Fitting the quarter timber (click to open/close)
Where the bulwark ends at the stern, there is a piece called the quarter timber. It sits at the corner where the bulwark planks and the stern meet. Cut a notch in the corner of the stern block. Give yourself a big enough notch so you have a little play when fitting the timber.
Close-up of the quarter timber (click to open/close)
Here is a nice close up, fuzzy shot of the quarter timber. Placement of this piece is important because it sets the final width of the sterns upper transom. On page 14 figure 15 of the instruction book provided with the kit, you will be able to see the shape of the outer edge of the timber, it has a slight inward arc. To insure you get this piece the right shape and in the correct position, it is best to make a cardboard template from the cap rail pieces. Keep checking the shaping of the timber back to the template. The ends of the hull planks are sanded even with the timber and the bottom of the timber will be ground down even with the stern block.
A view from the inside (click to open/close)
This is a view from the inside. It shows the cap rail, taffrail and the taffrail knees all fitting together and sitting on the stanchions and quarter timber. Inner stern frames were now added. These timbers were cut to fit the notches in the waterway and fit under the taffrail.
Making a clean fit for the stern post (click to open/close)
I removed the stern post and ran the bottom planking off the stern. I did this so I could cut off the planks and sand a smooth straight edge so the stern post will be a nice clean fit. The bottom planking of the hull sweeps up and ends at the bottom point of the lower transom.
Giving the stern post a final shaping (click to open/close)
Now that the quarter timbers and stern frames are in place, the stern is given a final shaping.
Different ways to attach the bulwark planking to the stanchions (click to open/close)
A few of ways to attach the bulwark planking to the stanchions is to use spring clamps, screw clamps or rubber bands. In this case all three methods were used.
The stanchions running up through the waterways (click to open/close)
Here you see the stanchions running up through the waterways. The outside bulwark planking is in place and the cap rail is sitting on top. On the plans, the cap rail is shown meeting over the bowsprit. On this prototype model, you can see the cap rail was cut even with the knightheads.
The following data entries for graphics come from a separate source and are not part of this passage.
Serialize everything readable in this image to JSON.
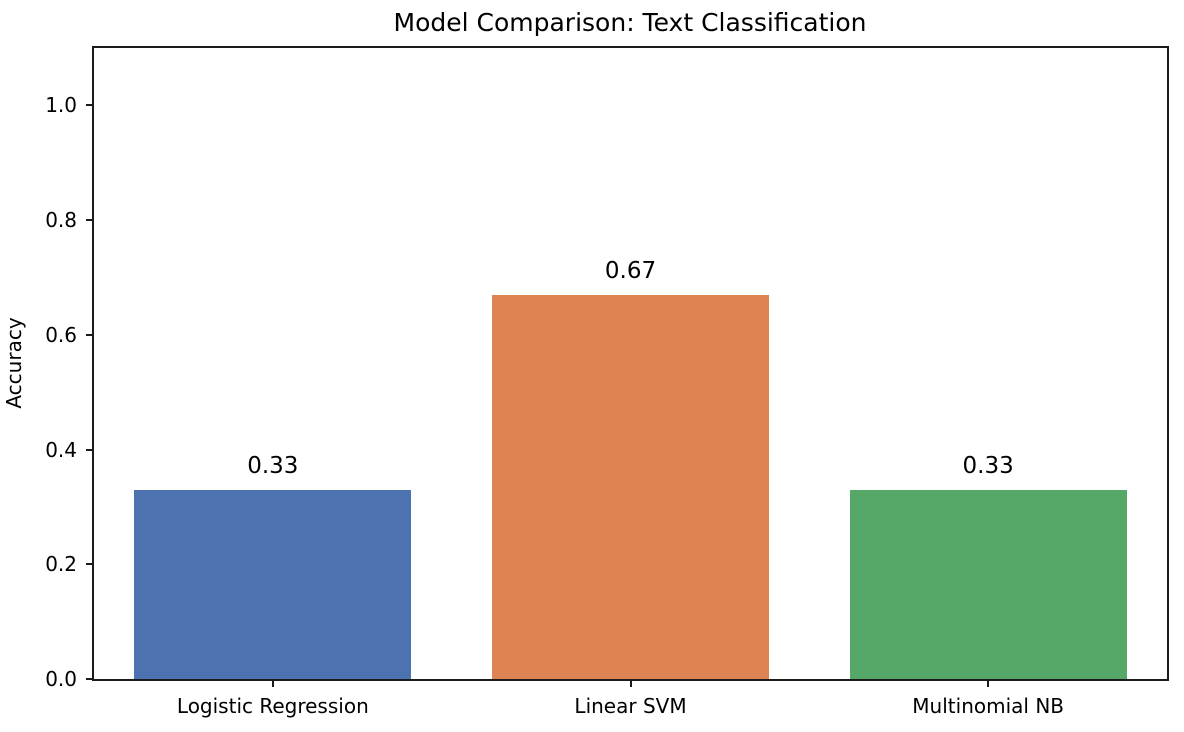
{
  "chart_data": {
    "type": "bar",
    "title": "Model Comparison: Text Classification",
    "xlabel": "",
    "ylabel": "Accuracy",
    "categories": [
      "Logistic Regression",
      "Linear SVM",
      "Multinomial NB"
    ],
    "values": [
      0.33,
      0.67,
      0.33
    ],
    "bar_labels": [
      "0.33",
      "0.67",
      "0.33"
    ],
    "bar_colors": [
      "#4c72b0",
      "#dd8452",
      "#55a868"
    ],
    "ylim": [
      0,
      1.1
    ],
    "yticks": [
      0.0,
      0.2,
      0.4,
      0.6,
      0.8,
      1.0
    ],
    "ytick_labels": [
      "0.0",
      "0.2",
      "0.4",
      "0.6",
      "0.8",
      "1.0"
    ],
    "grid": false,
    "legend": null,
    "frame_color": "#1b1b1b",
    "background_color": "#ffffff",
    "bar_width_fraction": 0.775
  }
}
Most all vessels I have seen the cap rail stops at the knightheads. When a cap rail does go over the bowsprit, there is usually a space between the bowsprit and the cap rail with a knee joining the two cap rails.
The upper transom (click to open/close)
The upper transom piece has to be steam bent to fit the stern. This was done by placing the piece on a hot fry pan and pouring small amounts of water on the pan. As soon as the water hits the hot pan, it evaporates into steam. After doing this a few times, the wood becomes flexible. Bend and clamp the transom piece to the stern until it dries.
The transom is now glued into place.
The transom it is given a final shaping and this completes the upper stern.
The molding piece (click to open/close)
Since the molding piece has to bend in two directions, it is cut to shape rather than trying to make a double bend. A crescent shape is first cut a little over size and shaped to fit the stern. With this done, use a C clamp and bend the molding piece to fit tight against the bottom of the upper transom.
Planking the lower transom (click to open/close)
Planking the lower transom completes the stern.